Step 2 So, as before, we split our new declaration into the form T D:

T = const float
D = (*(*(&e)[10])())

This matches paragraph §8.3/6 where D is of the form ( D1 ). This case is simple, the type of T D is simply the type of T D1:

T D1 = const float *(*(&e)[10])()

Step 3 Let's call this T D now and split it up again:

T = const float
D = *(*(&e)[10])()

This matches §8.3.1 Pointers where D is of the form * D1. If T D1 has type "<some stuff> T", then T D has type "<some stuff> pointer to T". So now we need the type of T D1:

T D1 = const float (*(&e)[10])()

Step 4 We call it T D and split it up:

T = const float
D = (*(&e)[10])()

This matches §8.3.5 Functions where D is of the form D1 (). If T D1 has type "<some stuff> T", then T D has type "<some stuff> function of () returning T". So now we need the type of T D1:

T D1 = const float (*(&e)[10])

Step 5 We can apply the same rule we did for step 2, where the declarator is simply parenthesised to end up with:

T D1 = const float *(&e)[10]

Step 6 Of course, we split it up:

T = const float
D = *(&e)[10]

We match §8.3.1 Pointers again with D of the form * D1. If T D1 has type "<some stuff> T", then T D has type "<some stuff> pointer to T". So now we need the type of T D1:

T D1 = const float (&e)[10]

Step 7 Split it up:

T = const float
D = (&e)[10]

We match §8.3.4 Arrays again, with D of the form D1 [10]. If T D1 has type "<some stuff> T", then T D has type "<some stuff> array of 10 T". So what is T D1's type?

T D1 = const float (&e)

Step 8 Apply the parentheses step again:

T D1 = const float &e

Step 9 Split it up:

T = const float
D = &e

Now we match §8.3.2 References where D is of the form & D1. If T D1 has type "<some stuff> T", then T D has type "<some stuff> reference to T". So what is the type of T D1?

T D1 = const float e

Step 10 Well it's just "T" of course! There is no <some stuff> at this level. This is given by the base case rule in §8.3/5.

And we're done!

So now if we look at the type we determined at each step, substituting the <some stuff>s from each level below, we can determine the type of e in float const (*(*(&e)[10])())[5]:

<some stuff> array of 5 T
│          └──────────┐
<some stuff> pointer to T
│          └────────────────────────┐
<some stuff> function of () returning T
|          └──────────┐
<some stuff> pointer to T
|          └───────────┐
<some stuff> array of 10 T
|          └────────────┐
<some stuff> reference to T
|          |
<some stuff> T

If we combine this all together, what we get is:

reference to array of 10 pointer to function of () returning pointer to array of 5 const float

Nice! So that shows how the compiler deduces the type of a declaration. Remember that this is applied to each declaration of an identifier if there are multiple declarators. Try figuring out these:

Quick Quiz (you might need to reference the standard)
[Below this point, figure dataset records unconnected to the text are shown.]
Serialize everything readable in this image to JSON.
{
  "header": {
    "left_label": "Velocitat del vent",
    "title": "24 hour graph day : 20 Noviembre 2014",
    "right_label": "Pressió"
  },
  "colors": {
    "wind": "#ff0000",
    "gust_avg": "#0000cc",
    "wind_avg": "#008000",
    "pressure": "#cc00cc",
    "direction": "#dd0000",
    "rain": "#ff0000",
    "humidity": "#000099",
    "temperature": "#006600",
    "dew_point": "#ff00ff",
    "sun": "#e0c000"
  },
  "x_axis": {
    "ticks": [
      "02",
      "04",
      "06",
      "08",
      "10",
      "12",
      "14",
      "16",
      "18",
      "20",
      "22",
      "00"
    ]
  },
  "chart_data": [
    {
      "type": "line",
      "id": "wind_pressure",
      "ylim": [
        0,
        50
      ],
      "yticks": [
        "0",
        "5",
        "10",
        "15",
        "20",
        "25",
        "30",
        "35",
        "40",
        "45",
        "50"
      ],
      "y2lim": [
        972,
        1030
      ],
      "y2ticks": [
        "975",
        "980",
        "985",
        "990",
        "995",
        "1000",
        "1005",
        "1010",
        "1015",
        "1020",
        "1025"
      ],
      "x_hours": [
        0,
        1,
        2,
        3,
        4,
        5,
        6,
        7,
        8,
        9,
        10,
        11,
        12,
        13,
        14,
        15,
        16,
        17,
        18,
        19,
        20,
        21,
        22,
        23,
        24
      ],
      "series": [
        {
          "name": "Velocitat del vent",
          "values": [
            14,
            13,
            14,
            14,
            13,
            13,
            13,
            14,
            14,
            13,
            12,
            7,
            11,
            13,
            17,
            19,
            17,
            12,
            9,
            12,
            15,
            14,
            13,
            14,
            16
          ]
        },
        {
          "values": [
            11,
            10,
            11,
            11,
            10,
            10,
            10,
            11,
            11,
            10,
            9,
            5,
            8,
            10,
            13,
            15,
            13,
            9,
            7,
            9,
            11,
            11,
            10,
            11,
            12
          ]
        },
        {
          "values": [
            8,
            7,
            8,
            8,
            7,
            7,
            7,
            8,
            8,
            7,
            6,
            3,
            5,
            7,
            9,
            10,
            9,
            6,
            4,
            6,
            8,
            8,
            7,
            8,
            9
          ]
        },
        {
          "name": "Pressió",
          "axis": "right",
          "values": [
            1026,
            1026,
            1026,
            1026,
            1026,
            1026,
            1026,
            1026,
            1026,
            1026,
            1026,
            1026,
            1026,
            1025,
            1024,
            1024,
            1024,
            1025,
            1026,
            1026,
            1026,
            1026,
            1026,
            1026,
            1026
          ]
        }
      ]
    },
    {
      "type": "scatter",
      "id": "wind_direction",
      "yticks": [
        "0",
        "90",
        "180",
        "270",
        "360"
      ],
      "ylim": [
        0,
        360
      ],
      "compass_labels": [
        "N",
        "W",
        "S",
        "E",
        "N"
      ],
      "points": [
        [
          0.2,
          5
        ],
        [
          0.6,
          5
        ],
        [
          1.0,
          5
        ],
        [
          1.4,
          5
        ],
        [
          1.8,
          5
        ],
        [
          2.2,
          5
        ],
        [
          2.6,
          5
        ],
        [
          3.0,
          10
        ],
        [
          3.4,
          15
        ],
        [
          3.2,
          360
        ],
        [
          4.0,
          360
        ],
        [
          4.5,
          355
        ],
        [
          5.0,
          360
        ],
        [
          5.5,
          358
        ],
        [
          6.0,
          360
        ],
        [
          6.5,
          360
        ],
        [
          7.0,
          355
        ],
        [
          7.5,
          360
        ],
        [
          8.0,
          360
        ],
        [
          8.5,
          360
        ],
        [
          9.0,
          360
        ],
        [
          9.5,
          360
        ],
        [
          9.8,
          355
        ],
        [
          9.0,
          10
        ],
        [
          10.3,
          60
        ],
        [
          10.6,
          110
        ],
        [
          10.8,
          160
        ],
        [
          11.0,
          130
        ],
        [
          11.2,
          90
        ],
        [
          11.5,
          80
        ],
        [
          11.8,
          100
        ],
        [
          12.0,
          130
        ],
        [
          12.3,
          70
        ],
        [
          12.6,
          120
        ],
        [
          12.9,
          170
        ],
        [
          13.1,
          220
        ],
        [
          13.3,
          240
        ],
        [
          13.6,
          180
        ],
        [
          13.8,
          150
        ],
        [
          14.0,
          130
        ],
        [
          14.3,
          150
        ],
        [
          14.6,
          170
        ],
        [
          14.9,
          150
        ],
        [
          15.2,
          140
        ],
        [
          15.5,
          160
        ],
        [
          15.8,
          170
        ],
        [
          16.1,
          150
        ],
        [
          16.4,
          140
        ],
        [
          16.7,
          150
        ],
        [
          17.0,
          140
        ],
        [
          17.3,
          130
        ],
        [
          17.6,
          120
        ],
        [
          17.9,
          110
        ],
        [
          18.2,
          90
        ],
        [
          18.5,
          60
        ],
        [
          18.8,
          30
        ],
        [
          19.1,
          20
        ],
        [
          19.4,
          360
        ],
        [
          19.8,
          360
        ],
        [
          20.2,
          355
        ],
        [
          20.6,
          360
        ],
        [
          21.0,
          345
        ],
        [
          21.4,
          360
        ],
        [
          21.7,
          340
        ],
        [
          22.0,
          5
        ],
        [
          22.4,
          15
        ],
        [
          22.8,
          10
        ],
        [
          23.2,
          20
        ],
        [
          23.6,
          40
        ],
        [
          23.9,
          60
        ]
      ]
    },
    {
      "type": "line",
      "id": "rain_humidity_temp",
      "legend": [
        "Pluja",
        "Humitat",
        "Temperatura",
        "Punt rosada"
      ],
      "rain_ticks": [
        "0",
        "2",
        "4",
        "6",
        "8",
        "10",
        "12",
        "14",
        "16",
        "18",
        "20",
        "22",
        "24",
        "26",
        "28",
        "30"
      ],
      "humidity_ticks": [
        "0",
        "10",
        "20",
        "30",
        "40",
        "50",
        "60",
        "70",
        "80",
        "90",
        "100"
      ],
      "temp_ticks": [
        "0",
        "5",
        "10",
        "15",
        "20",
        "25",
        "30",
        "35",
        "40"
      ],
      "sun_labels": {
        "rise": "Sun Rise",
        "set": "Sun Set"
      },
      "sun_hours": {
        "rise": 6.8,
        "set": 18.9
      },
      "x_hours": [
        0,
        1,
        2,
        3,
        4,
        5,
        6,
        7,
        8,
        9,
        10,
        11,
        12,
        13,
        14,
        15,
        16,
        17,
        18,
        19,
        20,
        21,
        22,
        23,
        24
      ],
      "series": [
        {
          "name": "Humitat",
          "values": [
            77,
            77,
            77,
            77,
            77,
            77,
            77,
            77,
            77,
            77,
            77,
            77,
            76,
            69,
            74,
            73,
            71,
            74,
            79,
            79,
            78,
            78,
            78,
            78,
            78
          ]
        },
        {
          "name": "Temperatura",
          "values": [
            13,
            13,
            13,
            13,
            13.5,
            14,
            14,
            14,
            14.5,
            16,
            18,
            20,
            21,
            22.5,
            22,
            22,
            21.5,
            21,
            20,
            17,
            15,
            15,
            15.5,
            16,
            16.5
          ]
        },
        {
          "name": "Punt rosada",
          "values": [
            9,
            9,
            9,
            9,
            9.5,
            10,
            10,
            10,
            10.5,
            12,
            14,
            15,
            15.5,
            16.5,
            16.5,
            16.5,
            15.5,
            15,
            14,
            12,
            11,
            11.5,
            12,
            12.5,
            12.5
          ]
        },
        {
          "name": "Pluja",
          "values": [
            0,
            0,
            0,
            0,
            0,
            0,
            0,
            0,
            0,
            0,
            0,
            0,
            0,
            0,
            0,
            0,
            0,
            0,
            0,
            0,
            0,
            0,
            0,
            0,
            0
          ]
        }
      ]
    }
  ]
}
  1. What is the type of x in the declaration bool **(*x)[123];?

    "pointer to array of 123 pointer to pointer to bool"

  2. What are the types of y and z in the declaration int const signed *(*y)(int), &z = i;?

    y is a "pointer to function of (int) returning pointer to const signed int"
    z is a "reference to const signed int"

If anybody has any corrections, please let me know!